12 dicembre — Nostra Signora di Guadalupe (apparizione approvata, devozionale)
A differenza delle quattro feste precedenti, Nostra Signora di Guadalupe poggia su un'apparizione approvata e non su un dogma definito. La tradizione narra che Maria apparve a Juan Diego, un convertito indigeno, presso Città del Messico nel 1531, lasciando un'immagine ritenuta miracolosamente impressa sul suo mantello. L'approvazione ecclesiale della devozione non richiede ai cattolici di credere che l'apparizione sia realmente avvenuta come articolo di fede, nel modo in cui devono accettare l'Assunzione — è un giudizio secondo cui la devozione è degna di fede e spiritualmente feconda, non una pronuncia dogmatica. La storia completa, incluso il motivo per cui l'immagine divenne così legata alle Americhe, è raccontata in Nostra Signora di Guadalupe.
Lourdes, Fatima e le altre feste legate ad apparizioni
Nostra Signora di Lourdes (11 febbraio) e Nostra Signora di Fatima (13 maggio) seguono la stessa categoria devozionale, non dogmatica, di Guadalupe — ciascuna legata a un'apparizione ottocentesca o novecentesca che ha ricevuto l'approvazione formale della Chiesa dopo un'indagine. I cattolici sono liberi di coltivare una devozione personale verso ciascuna di esse senza che questa porti il peso vincolante del dogma; la posizione della Chiesa verso la rivelazione privata approvata è sempre stata permissiva, non obbligatoria. La collocazione di una festa nel calendario riflette spesso la data dell'apparizione stessa più che una logica dottrinale più profonda — Lourdes e Fatima commemorano entrambe l'anniversario della prima apparizione riportata.

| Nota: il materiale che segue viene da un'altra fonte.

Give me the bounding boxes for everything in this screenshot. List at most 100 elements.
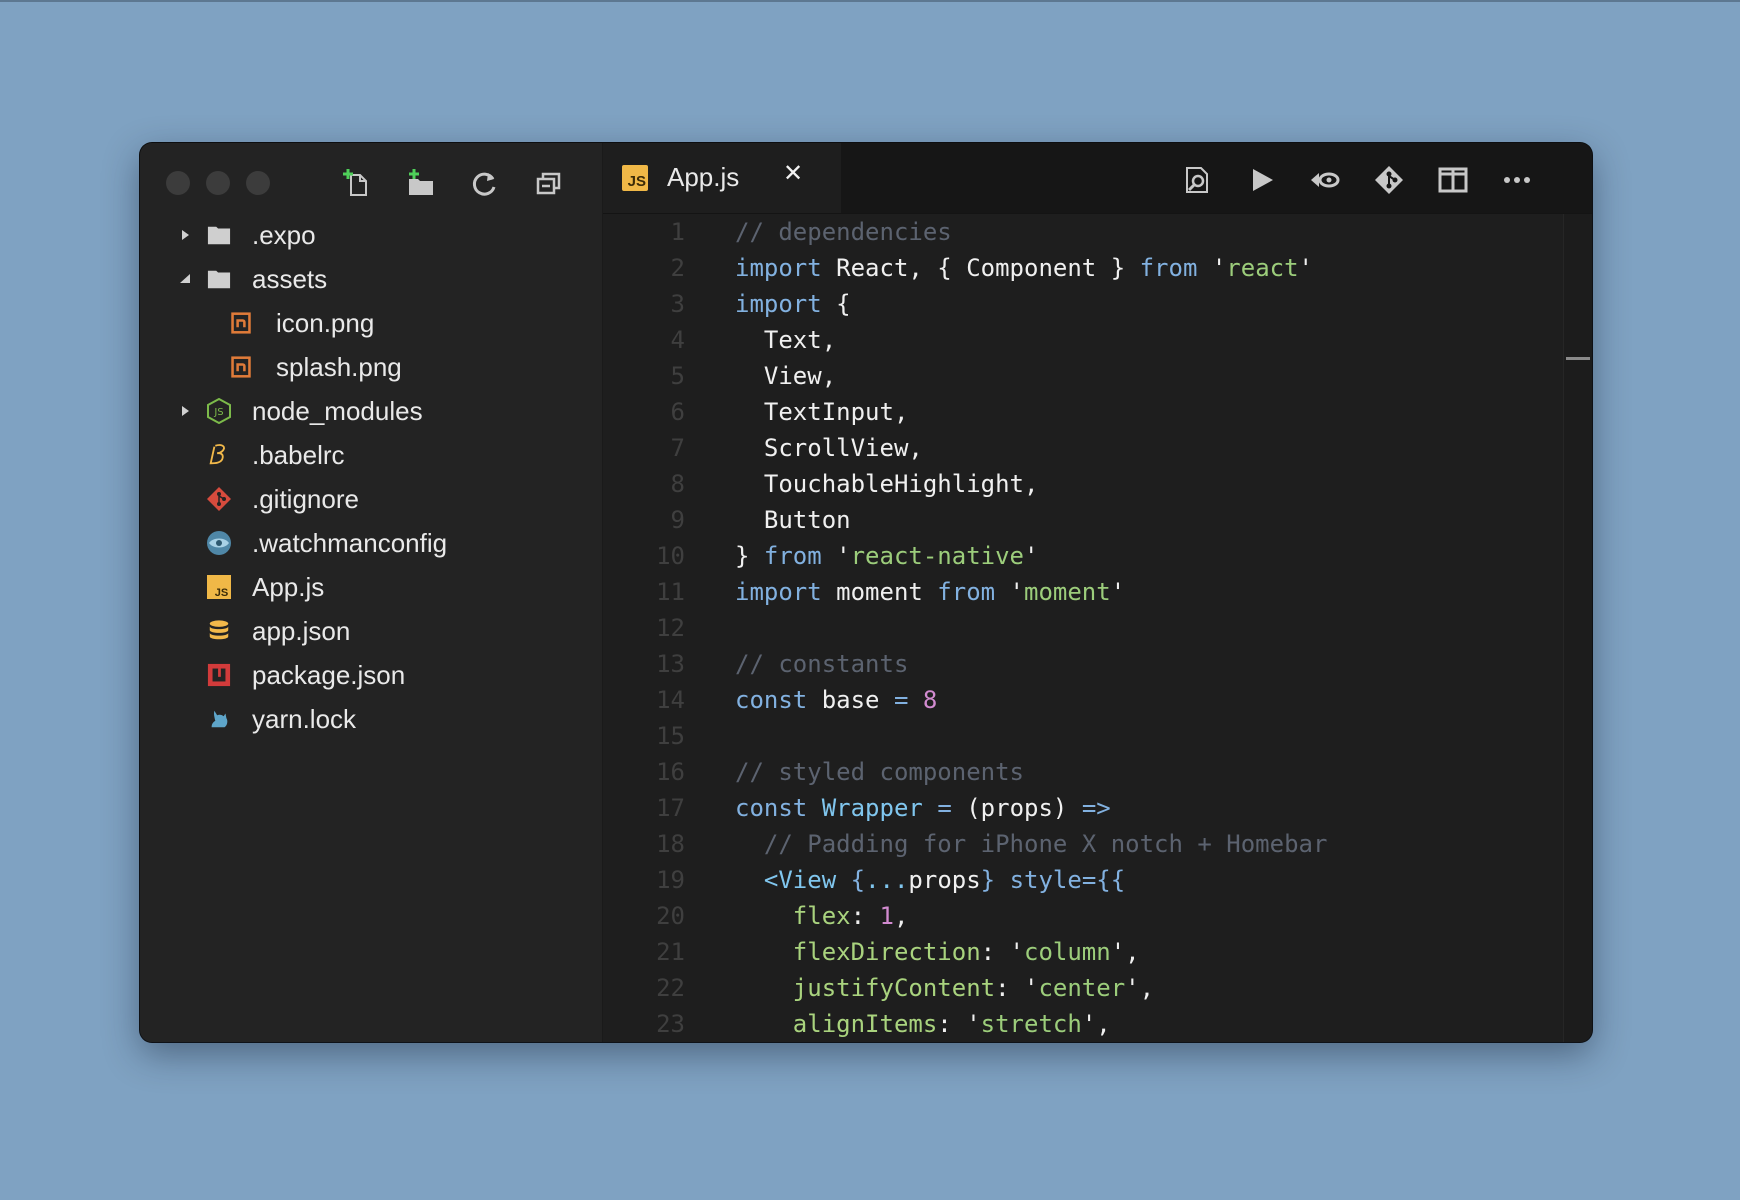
code-line[interactable]: 21 flexDirection: 'column',	[603, 934, 1564, 970]
new-folder-icon[interactable]	[401, 163, 441, 203]
code-line[interactable]: 10} from 'react-native'	[603, 538, 1564, 574]
split-view-icon[interactable]	[1433, 160, 1473, 200]
code-token: (props)	[951, 794, 1082, 822]
tab-app-js[interactable]: JS App.js ✕	[603, 143, 841, 213]
code-token: 8	[922, 686, 938, 714]
code-token: import	[735, 254, 822, 282]
code-token: style={{	[1009, 866, 1126, 894]
vertical-scrollbar[interactable]	[1563, 214, 1592, 1042]
code-line[interactable]: 16 // styled components	[603, 754, 1564, 790]
code-text: // styled components	[735, 754, 1024, 790]
code-token: View,	[735, 362, 837, 390]
line-number: 19	[656, 866, 685, 894]
tree-item-yarn-lock[interactable]: yarn.lock	[140, 697, 602, 741]
code-token: props	[908, 866, 981, 894]
code-line[interactable]: 20 flex: 1,	[603, 898, 1564, 934]
code-token: ',	[1081, 1010, 1111, 1038]
tree-item-assets[interactable]: assets	[140, 257, 602, 301]
code-token: {	[821, 290, 851, 318]
code-token: base	[807, 686, 894, 714]
code-line[interactable]: 3 import {	[603, 286, 1564, 322]
code-line[interactable]: 9 Button	[603, 502, 1564, 538]
code-line[interactable]: 13 // constants	[603, 646, 1564, 682]
watchman-icon	[206, 530, 232, 556]
close-icon[interactable]: ✕	[783, 159, 803, 187]
chevron-down-icon[interactable]	[179, 273, 191, 285]
tree-item-expo[interactable]: .expo	[140, 213, 602, 257]
scrollbar-marker[interactable]	[1566, 357, 1590, 360]
code-line[interactable]: 18 // Padding for iPhone X notch + Homeb…	[603, 826, 1564, 862]
run-icon[interactable]	[1241, 160, 1281, 200]
svg-text:JS: JS	[215, 587, 229, 599]
tree-item-babelrc[interactable]: .babelrc	[140, 433, 602, 477]
code-token: stretch	[980, 1010, 1082, 1038]
tree-item-splash-png[interactable]: splash.png	[140, 345, 602, 389]
file-explorer-sidebar: .expo assets icon.png splash.png JS node…	[140, 143, 603, 1042]
tree-item-icon-png[interactable]: icon.png	[140, 301, 602, 345]
code-line[interactable]: 14 const base = 8	[603, 682, 1564, 718]
refresh-icon[interactable]	[465, 163, 505, 203]
code-token: =	[893, 686, 909, 714]
code-line[interactable]: 12	[603, 610, 1564, 646]
line-number: 13	[656, 650, 685, 678]
window-zoom-button[interactable]	[246, 171, 270, 195]
tree-item-label: icon.png	[276, 307, 375, 338]
tree-item-watchmanconfig[interactable]: .watchmanconfig	[140, 521, 602, 565]
code-token: Button	[735, 506, 851, 534]
code-line[interactable]: 7 ScrollView,	[603, 430, 1564, 466]
code-token: 1	[879, 902, 894, 930]
code-line[interactable]: 8 TouchableHighlight,	[603, 466, 1564, 502]
line-number: 20	[656, 902, 685, 930]
new-file-icon[interactable]	[337, 163, 377, 203]
more-icon[interactable]	[1497, 160, 1537, 200]
code-line[interactable]: 15	[603, 718, 1564, 754]
tree-item-label: package.json	[252, 659, 406, 690]
chevron-right-icon[interactable]	[179, 229, 191, 241]
code-line[interactable]: 6 TextInput,	[603, 394, 1564, 430]
code-token: React, { Component }	[821, 254, 1140, 282]
code-text: TextInput,	[735, 394, 909, 430]
line-number: 12	[656, 614, 685, 642]
code-line[interactable]: 5 View,	[603, 358, 1564, 394]
code-text: alignItems: 'stretch',	[735, 1006, 1111, 1042]
tree-item-package-json[interactable]: package.json	[140, 653, 602, 697]
code-line[interactable]: 23 alignItems: 'stretch',	[603, 1006, 1564, 1042]
line-number: 10	[656, 542, 685, 570]
js-icon: JS	[622, 165, 648, 191]
line-number: 17	[656, 794, 685, 822]
code-line[interactable]: 4 Text,	[603, 322, 1564, 358]
code-area[interactable]: 1 // dependencies 2 import React, { Compone…	[603, 214, 1564, 1042]
git-icon[interactable]	[1369, 160, 1409, 200]
code-line[interactable]: 22 justifyContent: 'center',	[603, 970, 1564, 1006]
debug-icon[interactable]	[1305, 160, 1345, 200]
tree-item-label: splash.png	[276, 351, 402, 382]
tree-item-app-js[interactable]: JS App.js	[140, 565, 602, 609]
window-minimize-button[interactable]	[206, 171, 230, 195]
image-file-icon	[228, 310, 254, 336]
code-token: '	[1110, 578, 1126, 606]
code-token: import	[735, 578, 822, 606]
code-text: // constants	[735, 646, 908, 682]
folder-icon	[206, 222, 232, 248]
collapse-all-icon[interactable]	[529, 163, 569, 203]
folder-icon	[206, 266, 232, 292]
chevron-right-icon[interactable]	[179, 405, 191, 417]
code-line[interactable]: 2 import React, { Component } from 'react…	[603, 250, 1564, 286]
code-text: import React, { Component } from 'react'	[735, 250, 1313, 286]
code-line[interactable]: 19 <View {...props} style={{	[603, 862, 1564, 898]
code-token: from	[763, 542, 822, 570]
code-line[interactable]: 17 const Wrapper = (props) =>	[603, 790, 1564, 826]
line-number: 7	[670, 434, 685, 462]
code-line[interactable]: 11 import moment from 'moment'	[603, 574, 1564, 610]
code-token: Text,	[735, 326, 837, 354]
window-close-button[interactable]	[166, 171, 190, 195]
find-in-file-icon[interactable]	[1177, 160, 1217, 200]
code-line[interactable]: 1 // dependencies	[603, 214, 1564, 250]
tree-item-label: .gitignore	[252, 483, 359, 514]
tree-item-node-modules[interactable]: JS node_modules	[140, 389, 602, 433]
tree-item-gitignore[interactable]: .gitignore	[140, 477, 602, 521]
tree-item-app-json[interactable]: app.json	[140, 609, 602, 653]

Leggere il calendario con la giusta lente
Nulla di tutto questo intende classificare le feste per importanza in modo da sminuire quelle devozionali — generazioni di cattolici hanno trovato una profondità spirituale reale proprio in Guadalupe, Lourdes e Fatima. Il punto di separare dogma e devozione non è demolire nulla, ma essere precisi su che tipo di affermazione viene fatta in ciascuna data. Quattro punti fermi di dottrina definita — Theotokos, l'Incarnazione, l'Assunzione, l'Immacolata Concezione — ancorano l'anno, e un insieme più ampio di apparizioni approvate si colloca intorno ad essi, ognuna invitando alla devozione senza imporla. Imparare a distinguerle è ciò che trasforma un calendario apparentemente affollato in uno coerente.